In this analysis, we examined weather forecast errors across multiple cities, focusing on discrepancies between predicted and observed temperatures. By calculating the average high and low-temperature errors for each city, we aimed to assess forecast reliability and identify potential patterns.

Our findings indicate that forecast accuracy varies significantly by location. Some cities consistently exhibit lower error margins, suggesting more stable weather conditions or better-calibrated forecasting models. In contrast, other cities show greater discrepancies, potentially due to unpredictable local weather patterns or limitations in predictive models.

To better understand the relationship between weather conditions and forecast errors, we visualized the data using various plots. One key visualization analyzed the impact of wind speed on high-temperature forecast errors. A scatter plot with a linear regression trend line indicated a slight positive correlation, suggesting that as wind speed increases, forecast errors for high temperatures tend to rise. This could be attributed to the complex influence of wind on local temperatures, as stronger winds often cause rapid fluctuations that may not be fully captured by forecasting models.

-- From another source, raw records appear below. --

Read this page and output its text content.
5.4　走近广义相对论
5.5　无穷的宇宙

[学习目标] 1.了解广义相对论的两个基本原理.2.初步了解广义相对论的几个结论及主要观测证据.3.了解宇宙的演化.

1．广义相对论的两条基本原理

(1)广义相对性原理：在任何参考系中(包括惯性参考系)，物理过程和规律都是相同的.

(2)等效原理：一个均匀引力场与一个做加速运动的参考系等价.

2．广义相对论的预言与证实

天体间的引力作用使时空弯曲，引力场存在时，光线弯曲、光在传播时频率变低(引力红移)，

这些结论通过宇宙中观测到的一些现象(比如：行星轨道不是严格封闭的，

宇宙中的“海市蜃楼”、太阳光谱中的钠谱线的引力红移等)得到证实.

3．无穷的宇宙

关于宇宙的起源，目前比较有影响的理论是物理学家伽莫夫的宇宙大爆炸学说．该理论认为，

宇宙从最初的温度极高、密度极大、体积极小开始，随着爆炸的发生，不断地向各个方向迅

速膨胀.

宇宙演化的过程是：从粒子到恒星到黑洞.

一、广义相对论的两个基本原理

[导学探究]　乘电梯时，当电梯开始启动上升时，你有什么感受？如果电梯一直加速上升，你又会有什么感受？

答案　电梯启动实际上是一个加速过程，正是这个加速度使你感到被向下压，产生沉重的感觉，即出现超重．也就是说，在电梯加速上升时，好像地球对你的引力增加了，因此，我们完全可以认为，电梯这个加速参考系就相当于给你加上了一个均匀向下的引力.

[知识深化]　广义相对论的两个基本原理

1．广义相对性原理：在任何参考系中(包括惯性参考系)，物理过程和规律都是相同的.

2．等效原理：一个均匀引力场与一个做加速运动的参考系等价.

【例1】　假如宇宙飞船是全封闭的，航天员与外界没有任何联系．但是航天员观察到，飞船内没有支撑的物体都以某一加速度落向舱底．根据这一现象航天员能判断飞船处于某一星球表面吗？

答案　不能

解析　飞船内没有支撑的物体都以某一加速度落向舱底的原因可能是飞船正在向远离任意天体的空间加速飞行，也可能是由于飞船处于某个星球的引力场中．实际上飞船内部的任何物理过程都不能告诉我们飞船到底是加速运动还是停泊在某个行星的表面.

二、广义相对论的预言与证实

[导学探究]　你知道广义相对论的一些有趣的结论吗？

Another visualization examined the distribution of forecast errors across cities. The data revealed notable variations, with some cities consistently experiencing lower forecast errors, while others showed significantly higher discrepancies. This suggests that regional factors—such as geographical location, altitude, and proximity to the coast—play a role in forecast accuracy. Additionally, the distribution of high and low-temperature errors appeared asymmetric, indicating that forecasting models may perform better under certain conditions than others.